A Unix-Neutral Approach to Teaching
One of the goals of the Unix Model Curriculum is to ensure that students become comfortable using any type of Unix or Linux, in their own language, anywhere in the world. This goal is promoted in several ways.
First, it is a core principle that students should be educated generally enough as to be able to use any major type of Unix as well as the most important shells. Specifically, students should be comfortable, not only with Linux, but with System V-based Unix (such as Solaris), and BSD-based Unix (such as FreeBSD and Mac OS X). Moreover, students should understand the basic operation of the most important shells: Bash (the default Linux shell); the Korn shell (the modern version of the Bourne shell); and the Tcsh (the modern version of the C-Shell). After all, in the course of a lifetime, one will be called upon to use a variety of Unix and Linux systems. Thus, it behooves us to consider the studentís long-term needs, regardless of which system happens to be available at your particular school.

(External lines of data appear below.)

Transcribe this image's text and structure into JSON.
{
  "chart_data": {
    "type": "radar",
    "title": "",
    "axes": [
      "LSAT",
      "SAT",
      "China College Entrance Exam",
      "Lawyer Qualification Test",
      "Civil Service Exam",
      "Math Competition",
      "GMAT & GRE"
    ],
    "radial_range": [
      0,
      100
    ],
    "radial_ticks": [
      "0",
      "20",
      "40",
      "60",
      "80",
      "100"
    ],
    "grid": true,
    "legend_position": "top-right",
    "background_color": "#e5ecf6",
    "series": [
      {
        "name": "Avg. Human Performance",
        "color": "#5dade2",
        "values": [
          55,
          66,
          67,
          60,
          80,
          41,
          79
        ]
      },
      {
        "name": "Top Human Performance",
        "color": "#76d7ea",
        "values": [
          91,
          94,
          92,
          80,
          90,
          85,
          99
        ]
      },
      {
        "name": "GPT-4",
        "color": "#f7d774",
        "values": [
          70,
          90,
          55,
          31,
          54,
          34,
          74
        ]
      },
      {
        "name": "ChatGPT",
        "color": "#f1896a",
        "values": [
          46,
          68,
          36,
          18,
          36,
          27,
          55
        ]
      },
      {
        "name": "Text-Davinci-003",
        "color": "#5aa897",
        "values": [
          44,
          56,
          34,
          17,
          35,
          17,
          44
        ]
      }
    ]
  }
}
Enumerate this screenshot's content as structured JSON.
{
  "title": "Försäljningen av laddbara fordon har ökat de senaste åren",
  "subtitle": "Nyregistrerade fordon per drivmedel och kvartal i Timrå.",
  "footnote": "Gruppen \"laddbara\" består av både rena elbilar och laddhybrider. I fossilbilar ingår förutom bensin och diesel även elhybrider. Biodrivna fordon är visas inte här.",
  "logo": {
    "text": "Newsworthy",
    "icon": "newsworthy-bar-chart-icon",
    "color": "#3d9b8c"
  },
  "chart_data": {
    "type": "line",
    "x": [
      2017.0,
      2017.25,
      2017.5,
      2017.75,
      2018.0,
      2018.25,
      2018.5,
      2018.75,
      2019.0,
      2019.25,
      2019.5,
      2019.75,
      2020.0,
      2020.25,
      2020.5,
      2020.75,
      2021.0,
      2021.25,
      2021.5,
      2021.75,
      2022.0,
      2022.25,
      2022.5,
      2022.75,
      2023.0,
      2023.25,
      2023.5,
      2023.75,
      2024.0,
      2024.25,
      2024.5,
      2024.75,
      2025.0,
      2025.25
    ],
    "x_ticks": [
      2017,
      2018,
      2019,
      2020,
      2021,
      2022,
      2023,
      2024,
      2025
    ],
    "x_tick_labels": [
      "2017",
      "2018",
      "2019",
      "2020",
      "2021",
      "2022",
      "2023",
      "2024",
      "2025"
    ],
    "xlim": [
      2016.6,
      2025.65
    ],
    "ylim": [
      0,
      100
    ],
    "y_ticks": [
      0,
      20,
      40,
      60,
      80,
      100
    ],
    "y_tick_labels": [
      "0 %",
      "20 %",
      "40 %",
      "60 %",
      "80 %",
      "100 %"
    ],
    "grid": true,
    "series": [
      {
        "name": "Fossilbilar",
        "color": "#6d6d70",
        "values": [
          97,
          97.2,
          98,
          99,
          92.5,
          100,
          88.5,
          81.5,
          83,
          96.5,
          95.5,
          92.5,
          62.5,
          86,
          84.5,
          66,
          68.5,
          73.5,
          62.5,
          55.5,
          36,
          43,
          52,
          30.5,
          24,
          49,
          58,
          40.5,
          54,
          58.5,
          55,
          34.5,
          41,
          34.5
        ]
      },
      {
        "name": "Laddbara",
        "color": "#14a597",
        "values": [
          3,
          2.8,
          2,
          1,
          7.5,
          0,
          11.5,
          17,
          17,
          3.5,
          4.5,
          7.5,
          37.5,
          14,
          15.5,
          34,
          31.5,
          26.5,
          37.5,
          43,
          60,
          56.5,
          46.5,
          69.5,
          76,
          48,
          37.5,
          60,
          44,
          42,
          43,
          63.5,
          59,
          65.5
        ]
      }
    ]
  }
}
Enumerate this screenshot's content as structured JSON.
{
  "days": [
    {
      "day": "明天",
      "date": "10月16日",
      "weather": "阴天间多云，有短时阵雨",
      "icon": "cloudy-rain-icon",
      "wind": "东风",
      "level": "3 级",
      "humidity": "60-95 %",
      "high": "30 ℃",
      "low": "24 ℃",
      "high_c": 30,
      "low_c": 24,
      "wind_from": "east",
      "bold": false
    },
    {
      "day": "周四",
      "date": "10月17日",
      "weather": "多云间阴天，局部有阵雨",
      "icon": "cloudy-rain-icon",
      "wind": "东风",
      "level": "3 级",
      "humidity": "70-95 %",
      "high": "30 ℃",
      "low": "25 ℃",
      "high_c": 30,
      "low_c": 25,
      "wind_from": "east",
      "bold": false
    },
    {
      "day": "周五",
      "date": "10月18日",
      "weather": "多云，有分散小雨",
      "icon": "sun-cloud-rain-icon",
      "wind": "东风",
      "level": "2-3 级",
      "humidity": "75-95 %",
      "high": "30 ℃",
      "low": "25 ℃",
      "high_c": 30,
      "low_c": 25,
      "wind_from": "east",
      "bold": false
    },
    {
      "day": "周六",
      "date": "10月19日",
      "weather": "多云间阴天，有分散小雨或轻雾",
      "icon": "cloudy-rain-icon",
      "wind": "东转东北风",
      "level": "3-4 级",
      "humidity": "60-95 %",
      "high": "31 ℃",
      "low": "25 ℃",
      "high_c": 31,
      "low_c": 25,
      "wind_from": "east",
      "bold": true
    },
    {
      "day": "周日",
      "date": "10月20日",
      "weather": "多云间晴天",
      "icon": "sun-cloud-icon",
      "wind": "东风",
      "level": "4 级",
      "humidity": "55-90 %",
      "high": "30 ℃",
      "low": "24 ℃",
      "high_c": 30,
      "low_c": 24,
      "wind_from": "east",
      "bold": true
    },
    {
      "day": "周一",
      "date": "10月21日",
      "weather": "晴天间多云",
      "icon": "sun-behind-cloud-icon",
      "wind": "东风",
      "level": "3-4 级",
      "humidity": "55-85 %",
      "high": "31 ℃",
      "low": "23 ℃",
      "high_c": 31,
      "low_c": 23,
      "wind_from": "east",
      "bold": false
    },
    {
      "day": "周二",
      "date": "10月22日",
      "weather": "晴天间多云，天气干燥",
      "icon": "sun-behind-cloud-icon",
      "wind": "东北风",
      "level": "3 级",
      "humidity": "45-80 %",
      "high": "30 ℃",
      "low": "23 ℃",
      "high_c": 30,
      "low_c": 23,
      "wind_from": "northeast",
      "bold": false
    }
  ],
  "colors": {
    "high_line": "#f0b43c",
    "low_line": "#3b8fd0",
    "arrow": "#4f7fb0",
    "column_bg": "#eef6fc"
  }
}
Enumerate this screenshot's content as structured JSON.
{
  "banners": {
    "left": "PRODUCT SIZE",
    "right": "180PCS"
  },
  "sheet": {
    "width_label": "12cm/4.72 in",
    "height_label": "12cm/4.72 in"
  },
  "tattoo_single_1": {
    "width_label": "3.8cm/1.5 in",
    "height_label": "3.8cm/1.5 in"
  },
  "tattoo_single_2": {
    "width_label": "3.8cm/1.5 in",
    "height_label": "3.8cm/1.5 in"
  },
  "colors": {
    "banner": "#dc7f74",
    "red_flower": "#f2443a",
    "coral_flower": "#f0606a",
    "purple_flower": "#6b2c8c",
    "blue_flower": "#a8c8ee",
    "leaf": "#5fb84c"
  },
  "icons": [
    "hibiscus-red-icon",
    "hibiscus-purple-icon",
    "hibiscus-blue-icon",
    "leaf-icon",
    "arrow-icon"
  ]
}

Toward this end, the curriculum introduces Unix and Linux by using a set of basic principles common to all Unix-like operating system. Where significant differences exist, they are taught as variations of the standard, ensuring that the student becomes comfortable with the most important, most enduring concepts.
A similar didactic approach is used with the shells. The student is introduced to the idea that there are the two main families of shells, each of which is explained in terms of the appropriate historical and technical background. The Korn shell and Bash are then introduced as members of the Bourne Shell family, while the C-Shell and the Tcsh are taught as being members of the C-Shell family. Because some of the details are complex, the book has numerous tables and explanatory notes that act as a reference, should the student need to switch from one operating system to another, or from one shell to another (as we all must do from time to time).
The second way in which a Unix-neutral teaching environment is developed concerns internationalization. In the early days (1970s and 1980s), all Unix systems were derived from either System V or BSD (see Chapter 2), both of which were U.S.-centric systems, based on the ASCII code.
Today, Unix and Linux systems are used widely, well beyond the United States. Indeed, the Linux kernel and the various Linux distributions are developed by volunteers from around the world. As a result, Unix has evolved into a true international operating system that supports much more than U.S. English and ASCII. For the beginner, the most significant concepts related to internationalization are locales, collating sequences, and character classes. These topics are discussed in detail as part of the treatment of filters and regular expressions.
Establishing and maintaining a Unix-neutral approach in our teaching leads the student to internalize the idea that Unix and Linux are global systems. In this way, the student develops the knowledge and skills to become conversant with any type of Unix or Linux he or she may be called upon to use.